Nach Election Day sollte die Liste nicht sofort still werden.

Supporter, Spender und Volunteers erwarten Dank und Orientierung.

Eine Gewinnerkampagne kann erklaeren, wie der Uebergang aussieht.

Eine verlorene Kampagne kann ehrlich danken und den Wert der Arbeit anerkennen.

Daten sollten bereinigt, Segmente aktualisiert und Consent sauber dokumentiert werden.

Volunteers koennen in lokale Organisationen, Office Updates oder zukuenftige Kampagnen ueberfuehrt werden.

Spender sollten einen Abschlussbericht erhalten.

So bleibt politisches Vertrauen ueber den Wahltermin hinaus bestehen.

Listenpflege im Wahlkampf

Jede neue Quelle sollte sauber markiert werden.

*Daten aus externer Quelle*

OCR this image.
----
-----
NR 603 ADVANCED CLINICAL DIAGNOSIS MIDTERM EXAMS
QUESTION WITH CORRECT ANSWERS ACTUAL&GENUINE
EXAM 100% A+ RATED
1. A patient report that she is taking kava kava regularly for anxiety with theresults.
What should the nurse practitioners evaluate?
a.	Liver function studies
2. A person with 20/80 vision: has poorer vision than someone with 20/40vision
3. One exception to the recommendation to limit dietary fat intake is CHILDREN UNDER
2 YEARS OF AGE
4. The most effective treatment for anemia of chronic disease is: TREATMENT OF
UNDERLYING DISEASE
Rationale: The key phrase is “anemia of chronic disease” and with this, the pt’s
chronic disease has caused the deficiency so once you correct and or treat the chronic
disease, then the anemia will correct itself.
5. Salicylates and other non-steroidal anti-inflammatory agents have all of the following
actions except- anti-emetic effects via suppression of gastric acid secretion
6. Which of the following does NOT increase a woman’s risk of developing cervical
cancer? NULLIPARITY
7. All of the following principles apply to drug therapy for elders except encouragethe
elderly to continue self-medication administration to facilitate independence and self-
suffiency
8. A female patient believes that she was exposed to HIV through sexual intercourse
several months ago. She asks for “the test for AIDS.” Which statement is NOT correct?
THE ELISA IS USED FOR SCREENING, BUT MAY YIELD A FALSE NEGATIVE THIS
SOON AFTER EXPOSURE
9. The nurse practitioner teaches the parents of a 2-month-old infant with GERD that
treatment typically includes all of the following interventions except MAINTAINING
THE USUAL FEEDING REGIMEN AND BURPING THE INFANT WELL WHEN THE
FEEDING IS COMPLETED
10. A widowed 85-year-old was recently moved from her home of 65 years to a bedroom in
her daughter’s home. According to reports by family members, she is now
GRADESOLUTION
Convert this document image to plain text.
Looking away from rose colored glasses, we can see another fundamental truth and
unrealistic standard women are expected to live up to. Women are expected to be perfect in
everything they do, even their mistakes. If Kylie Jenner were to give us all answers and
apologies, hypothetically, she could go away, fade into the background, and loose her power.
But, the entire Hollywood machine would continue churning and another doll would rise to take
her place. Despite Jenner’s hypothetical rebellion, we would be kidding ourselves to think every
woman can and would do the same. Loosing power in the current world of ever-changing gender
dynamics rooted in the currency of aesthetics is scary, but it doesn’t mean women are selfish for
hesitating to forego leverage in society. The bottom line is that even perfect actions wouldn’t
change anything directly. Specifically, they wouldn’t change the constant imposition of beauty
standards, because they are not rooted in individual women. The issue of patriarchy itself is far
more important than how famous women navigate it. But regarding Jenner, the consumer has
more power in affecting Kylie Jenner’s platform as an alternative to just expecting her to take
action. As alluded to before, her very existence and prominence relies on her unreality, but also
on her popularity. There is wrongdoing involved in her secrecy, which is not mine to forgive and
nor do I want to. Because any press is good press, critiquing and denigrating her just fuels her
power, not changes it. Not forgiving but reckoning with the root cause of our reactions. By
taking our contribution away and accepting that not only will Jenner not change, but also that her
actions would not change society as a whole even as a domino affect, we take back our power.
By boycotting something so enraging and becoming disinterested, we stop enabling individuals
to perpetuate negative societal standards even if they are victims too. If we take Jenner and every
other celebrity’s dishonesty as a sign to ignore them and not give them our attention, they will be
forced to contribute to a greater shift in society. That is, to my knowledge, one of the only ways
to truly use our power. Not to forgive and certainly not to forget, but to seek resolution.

Eventlisten, Spendenlisten, Petition Signups und Volunteer-Formulare haben unterschiedliche Erwartungen.

Ein Preference Center kann helfen, harte Abmeldungen zu vermeiden.

Nach intensiven Phasen sollte die Frequenz gesenkt werden.

So bleibt die Liste fuer den naechsten Zyklus nutzbar.